Abstracts

Rationale: Ganaxolone (GNX) is a synthetic analog of the endogenous GABA modulator allopregnanolone. GNX 1500mg/day has been shown as safe and effective for the treatment of epilepsy in a 10 wk, double-blind (DB), placebo (PBO)-controlled study of adjunctive therapy in adult outpatients with uncontrolled partial onset seizures (POS) (Tsai,J., Antiepileptic Drug Trials X, Coral Gables, FL, April 2009). A 2 year, open-label extension (OLE) to the DB study was conducted to assess the long-term safety, tolerability and efficacy of GNX. Methods: Adults (N=124) aged 18 to 69 yrs having POS with or without secondary generalization were enrolled in the OLE at 24 US sites. Subjects received GNX 1500mg/day as 500mg tid or maximally tolerated dose regardless of prior treatment in the DB study.
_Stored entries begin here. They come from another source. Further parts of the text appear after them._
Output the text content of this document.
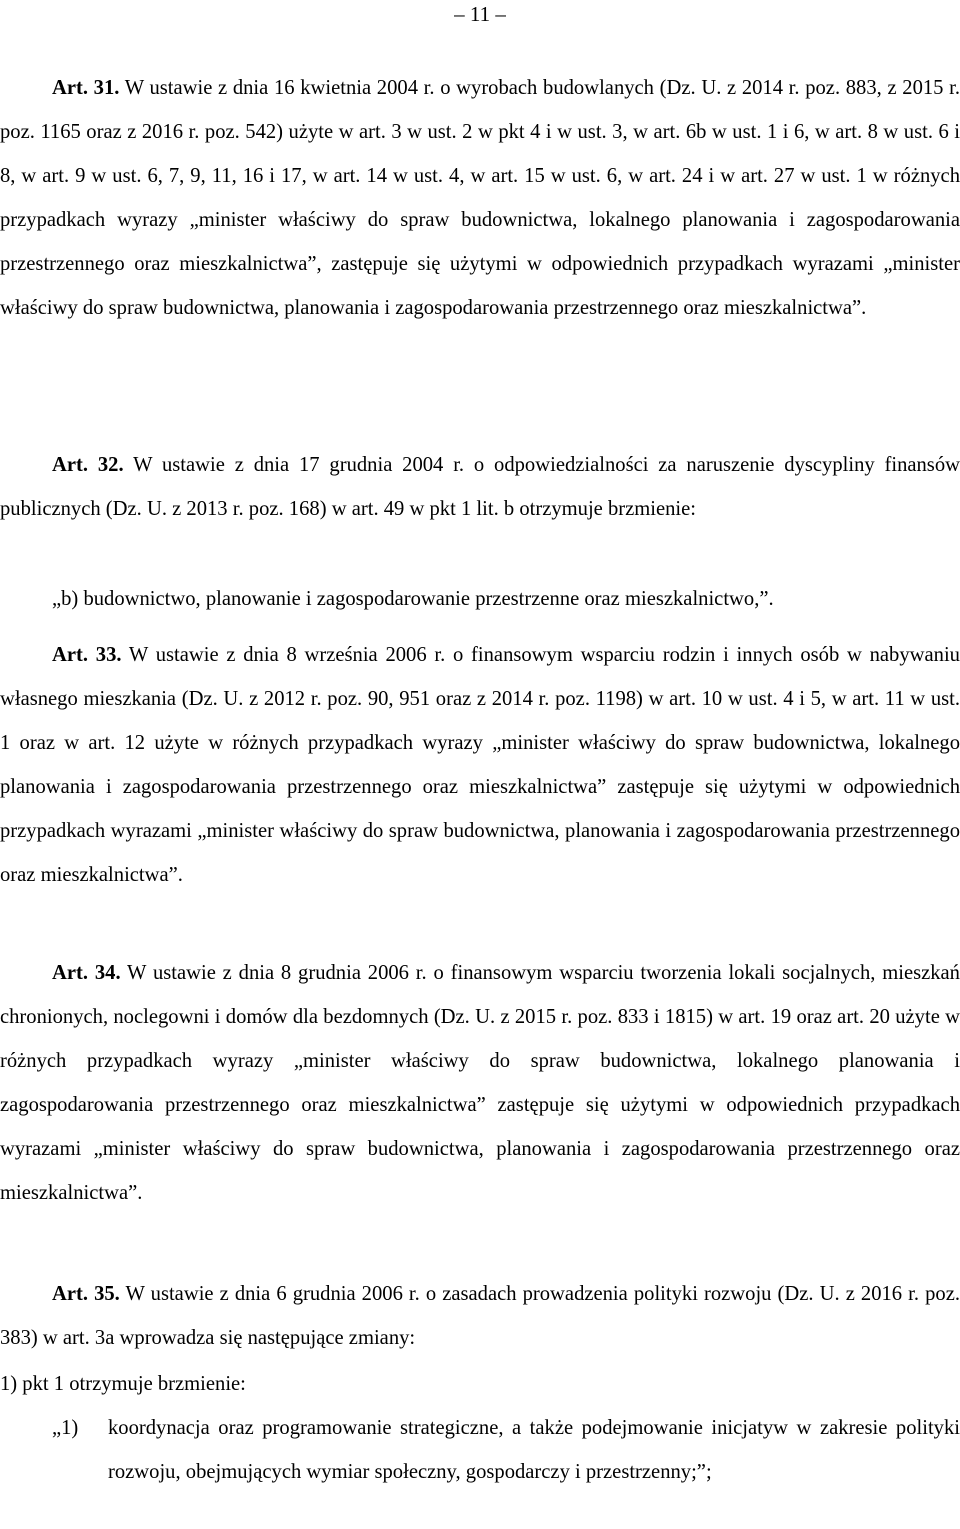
– 11 –

Art. 31. W ustawie z dnia 16 kwietnia 2004 r. o wyrobach budowlanych (Dz. U. z 2014 r. poz. 883, z 2015 r. poz. 1165 oraz z 2016 r. poz. 542) użyte w art. 3 w ust. 2 w pkt 4 i w ust. 3, w art. 6b w ust. 1 i 6, w art. 8 w ust. 6 i 8, w art. 9 w ust. 6, 7, 9, 11, 16 i 17, w art. 14 w ust. 4, w art. 15 w ust. 6, w art. 24 i w art. 27 w ust. 1 w różnych przypadkach wyrazy „minister właściwy do spraw budownictwa, lokalnego planowania i zagospodarowania przestrzennego oraz mieszkalnictwa”, zastępuje się użytymi w odpowiednich przypadkach wyrazami „minister właściwy do spraw budownictwa, planowania i zagospodarowania przestrzennego oraz mieszkalnictwa”.

Art. 32. W ustawie z dnia 17 grudnia 2004 r. o odpowiedzialności za naruszenie dyscypliny finansów publicznych (Dz. U. z 2013 r. poz. 168) w art. 49 w pkt 1 lit. b otrzymuje brzmienie:

„b) budownictwo, planowanie i zagospodarowanie przestrzenne oraz mieszkalnictwo,”.

Art. 33. W ustawie z dnia 8 września 2006 r. o finansowym wsparciu rodzin i innych osób w nabywaniu własnego mieszkania (Dz. U. z 2012 r. poz. 90, 951 oraz z 2014 r. poz. 1198) w art. 10 w ust. 4 i 5, w art. 11 w ust. 1 oraz w art. 12 użyte w różnych przypadkach wyrazy „minister właściwy do spraw budownictwa, lokalnego planowania i zagospodarowania przestrzennego oraz mieszkalnictwa” zastępuje się użytymi w odpowiednich przypadkach wyrazami „minister właściwy do spraw budownictwa, planowania i zagospodarowania przestrzennego oraz mieszkalnictwa”.

Art. 34. W ustawie z dnia 8 grudnia 2006 r. o finansowym wsparciu tworzenia lokali socjalnych, mieszkań chronionych, noclegowni i domów dla bezdomnych (Dz. U. z 2015 r. poz. 833 i 1815) w art. 19 oraz art. 20 użyte w różnych przypadkach wyrazy „minister właściwy do spraw budownictwa, lokalnego planowania i zagospodarowania przestrzennego oraz mieszkalnictwa” zastępuje się użytymi w odpowiednich przypadkach wyrazami „minister właściwy do spraw budownictwa, planowania i zagospodarowania przestrzennego oraz mieszkalnictwa”.

Art. 35. W ustawie z dnia 6 grudnia 2006 r. o zasadach prowadzenia polityki rozwoju (Dz. U. z 2016 r. poz. 383) w art. 3a wprowadza się następujące zmiany:

1) pkt 1 otrzymuje brzmienie:

„1)	koordynacja oraz programowanie strategiczne, a także podejmowanie inicjatyw w zakresie polityki rozwoju, obejmujących wymiar społeczny, gospodarczy i przestrzenny;”;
Up to 3 concomitant AEDs at stable doses were permitted. Results: Of 131 completers in the DB study, 124 (95%) entered the OLE and were dosed for a mean of 262 days. Preliminary analysis shows GNX to be safe and well-tolerated for extended use. The most frequent (>10%) adverse events (AEs) in the OLE were fatigue, headache, dizziness, convulsion, fall, contusion, somnolence, and nasal congestion; most were mild or moderate in severity. SAEs were reported in 17 subjects; 7 were related to the disease being studied. There were no trends of changes in chemistry, vital signs or ECGs that would limit clinical use. No mean changes in weight were observed up to 12 mo; 4 subjects (3%) reported weight increase as an AE. Preliminary analysis of OLE data shows subjects experienced a reduction in mean weekly seizure frequency from baseline to endpoint of 11.8%. The reduction in mean weekly seizure frequency measured at Wk 52 (observed cases) was 32.0%. Mean weekly seizure frequency decreased by 13.6% after 10 wks of open-label treatment for the group that received PBO in the DB study and began GNX in the OLE. This result is similar to the 17.6% decrease seen with GNX treatment in the DB study. DB GNX subjects who continued on GNX in the OLE maintained their response. The overall responder rate (defined as 50% improvement over DB baseline) in the OLE was 21.1%; the rate for observed cases at 52 wks was 42.9%. Conclusions: Preliminary analysis of data from a 2 year OLE of GNX for adjunctive treatment of refractory POS shows GNX maintained seizure control with extended use and was safe and generally well tolerated.